You should lay out the use case + measurements. Further you should
describe what this patch set actually does, how behavior can be tuned,
pros and cons, etc... And you should most probably keep this RFC.

>
> Most of the code are 'copied' from free page reporting because
> they are working in the same way. So the code can be refined to
> remove duplication. It can be done later.

Nothing speaks about getting it right from the beginning. Otherwise it
will most likely never happen.

>
> Since some guys have some concern about side effect of the 'buddy
> free page pre zero out' feature brings, I remove it from this
> serier.

You should really point out what changed size the last version.

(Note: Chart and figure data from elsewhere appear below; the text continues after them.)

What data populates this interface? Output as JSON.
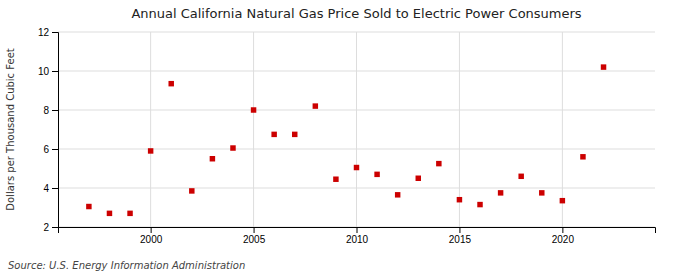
{
  "chart_data": {
    "type": "scatter",
    "title": "Annual California Natural Gas Price Sold to Electric Power Consumers",
    "ylabel": "Dollars per Thousand Cubic Feet",
    "annotations": [
      "Source: U.S. Energy Information Administration"
    ],
    "x": [
      1997,
      1998,
      1999,
      2000,
      2001,
      2002,
      2003,
      2004,
      2005,
      2006,
      2007,
      2008,
      2009,
      2010,
      2011,
      2012,
      2013,
      2014,
      2015,
      2016,
      2017,
      2018,
      2019,
      2020,
      2021,
      2022
    ],
    "values": [
      3.05,
      2.7,
      2.7,
      5.9,
      9.35,
      3.85,
      5.5,
      6.05,
      8.0,
      6.75,
      6.75,
      8.2,
      4.45,
      5.05,
      4.7,
      3.65,
      4.5,
      5.25,
      3.4,
      3.15,
      3.75,
      4.6,
      3.75,
      3.35,
      5.6,
      10.2
    ],
    "color": "#cc0000",
    "marker": "square",
    "xlim": [
      1995.5,
      2024.5
    ],
    "xticks": [
      2000,
      2005,
      2010,
      2015,
      2020
    ],
    "ylim": [
      2,
      12
    ],
    "yticks": [
      2,
      4,
      6,
      8,
      10,
      12
    ],
    "grid": true
  }
}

I
remember Alex and Mike had some pretty solid points of what they don't
want to see (especially: don't use free page reporting infrastructure
and don't temporarily allocate huge pages for processing them).

I am not convinced that we want to use the free page reporting
infrastructure for this (pre-zeroing huge pages). What speaks about a
thread simply iterating over huge pages one at a time, zeroing them? The
whole free page reporting infrastructure was invented because we have to
do expensive coordination (+ locking) when going via the hypervisor. For
the main use case of zeroing huge pages in the background, I don't see a
real need for that. If you believe this is the right thing to do, please
add a discussion regarding this.

--
Thanks,

David / dhildenb